In occasione della XVI edizione di Milano Photofestival, la galleria Manifiesto Blanco propone un inedito progetto fotografico site-specific di Pierrick Gaumé. Il progetto Milano Shakerata – dedicato al capoluogo lombardo – si basa sul concetto di automorfosi, che deriva dalla fusione del termine greco antico Autós, cioè se stesso, con il termine Mórphôsis, cioè prendere forma.
Questa serie fotografica potrebbe essere interpretata semplicemente come delle immagini di automobili o di riflessi dell’architettura di Milano, deformati dalle superfici delle carrozzerie. Tuttavia queste fotografie mostrano anche dei riflessi con caratteristiche irregolari nei vari piani, volumi curvilinei e aerodinamici che suggeriscono una rappresentazione insolita dello spazio che li circonda. Questi piani e queste linee inevitabilmente definiscono – se non ridefiniscono – visioni invertite e distorte dello spazio urbano. Elementi architettonici contorti e frammentati da linee strutturali, a volte, generano un’esplosione di forme. Le loro numerose sfaccettature sono sempre più evidenti man mano che ci si lascia coinvolgere dalla suggestione della serie Milano Shakerata. Da quel momento, dalle immagini emergono luci e blocchi di colore, sparsi o ordinati su vari livelli, a volte con un punto focale che si alza e che sembra ardere come un’esplosione.
Nella serie esposta, ogni immagine fotografica di Pierrick Gaumé suscita una percezione dinamica della compenetrazione tra i volumi degli oggetti e il loro ambiente fisico. Focalizzare l’attenzione su questo rapporto può far pensare ad opere del movimento cubista nella sua fase analitica, ma anche ad alcune del Futurismo italiano. I segni esistenti della realtà urbana appaiono ora articolati o slegati, ora decostruiti o remixati da oggetti-specchio deformanti in una visione “surreale” puramente visiva. Accolto e osservato dall’autore, questo fenomeno ottico gli consente di catturare la realtà della trasformazione in forme, luci e colori che offrono la nuova visione di uno spazio urbano graficamente ricomposto.Prive di qualsiasi genere di fotoritocco, le automorfosi di Gaumé non derivano da una ricostruzione mentale o intellettualizzata della realtà. In altre parole, si può affermare che sono reali quanto lo è la realtà.
With the opportunity of Milan’s Photofestival, the Manifiesto Blanco gallery chooses to unveil an unprecedented, site-specific photography project from Pierrick Gaumé. This project, named Milano Shakerata, is dedicated to the city of Milan and based on the photographer’s concept of automorphoses — from the ancient Greek term Autós, i.e. itself, and the term Mórphôsis, i.e. taking shape.
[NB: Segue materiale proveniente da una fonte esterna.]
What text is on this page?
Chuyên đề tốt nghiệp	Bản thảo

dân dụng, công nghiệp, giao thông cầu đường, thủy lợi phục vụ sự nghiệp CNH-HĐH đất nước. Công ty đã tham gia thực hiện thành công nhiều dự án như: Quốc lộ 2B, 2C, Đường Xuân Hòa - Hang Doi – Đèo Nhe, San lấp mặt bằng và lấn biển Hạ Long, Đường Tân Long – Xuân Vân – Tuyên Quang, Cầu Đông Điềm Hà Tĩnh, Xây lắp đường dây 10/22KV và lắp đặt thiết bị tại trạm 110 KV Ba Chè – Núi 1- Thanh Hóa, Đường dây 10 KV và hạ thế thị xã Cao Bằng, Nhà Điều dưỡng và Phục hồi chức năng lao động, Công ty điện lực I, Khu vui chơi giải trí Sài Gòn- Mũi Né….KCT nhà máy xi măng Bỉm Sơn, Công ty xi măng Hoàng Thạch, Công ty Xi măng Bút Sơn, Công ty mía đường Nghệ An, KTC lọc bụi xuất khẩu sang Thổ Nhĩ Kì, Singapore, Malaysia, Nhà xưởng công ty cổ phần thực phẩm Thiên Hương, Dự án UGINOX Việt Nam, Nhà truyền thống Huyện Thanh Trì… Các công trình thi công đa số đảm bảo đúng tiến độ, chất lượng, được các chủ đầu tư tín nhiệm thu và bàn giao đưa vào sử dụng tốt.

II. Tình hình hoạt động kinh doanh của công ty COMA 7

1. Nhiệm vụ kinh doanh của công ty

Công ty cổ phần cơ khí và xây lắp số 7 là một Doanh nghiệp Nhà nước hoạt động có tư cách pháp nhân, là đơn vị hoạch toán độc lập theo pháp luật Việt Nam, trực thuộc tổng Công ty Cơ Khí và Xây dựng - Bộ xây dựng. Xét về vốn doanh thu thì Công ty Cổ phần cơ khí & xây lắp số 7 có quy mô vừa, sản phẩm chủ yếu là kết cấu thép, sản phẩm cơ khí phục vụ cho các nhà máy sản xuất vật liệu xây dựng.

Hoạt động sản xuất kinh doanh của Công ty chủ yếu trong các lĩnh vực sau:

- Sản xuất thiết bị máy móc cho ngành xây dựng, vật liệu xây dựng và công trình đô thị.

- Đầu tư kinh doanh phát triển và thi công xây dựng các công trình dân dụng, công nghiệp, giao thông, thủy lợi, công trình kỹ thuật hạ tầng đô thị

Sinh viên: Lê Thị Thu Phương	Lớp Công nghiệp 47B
In this series of images, some people could see photographs of cars or photographs that show reflections of Milan’s architecture, distorted on automotive bodywork surfaces. However, these images also show reflections with irregular characteristics in the various planes, curvilinear and aerodynamic volumes that convey an unusual representation of the space surrounding them. Consequently, these planes and lines unavoidably define — if not redefine — inverted and distorted visions of urban space. Twisted city elements, fragmented with structural lines, sometimes generate an outbreak of shapes. Their many facets can be discovered as the Milano Shakerata series unfolds. Thereafter, scattered or orderly highlights and colour blocks emerge on various levels, sometimes with a focal point that rises up and looks as ardent as a fireburst.
As a whole, these photographic images from Pierrick Gaumé offer a dynamic perception of the interpenetration between volumes of objects and their physical environment. Focusing on this interpenetration relationship can recall works of the Cubist movement in its analytical phase, but also some from Italian Futurism. Existing signs of urban reality look both articulated and unknotted, both deconstructed and remixed by distorting mirror-objects in a “surreal” vision that is purely visual. Embraced and observed by the author, this optical phenomenon enables him to capture the reality of transformation in shapes, lights and colours that offer the new vision of a graphically-recomposed urban space.
Since Gaumé rules out to retouch his automorphoses, one can confirm these photographs do not result from a mental or intellectualised reconstruction of reality. In other words, they are as real as reality is.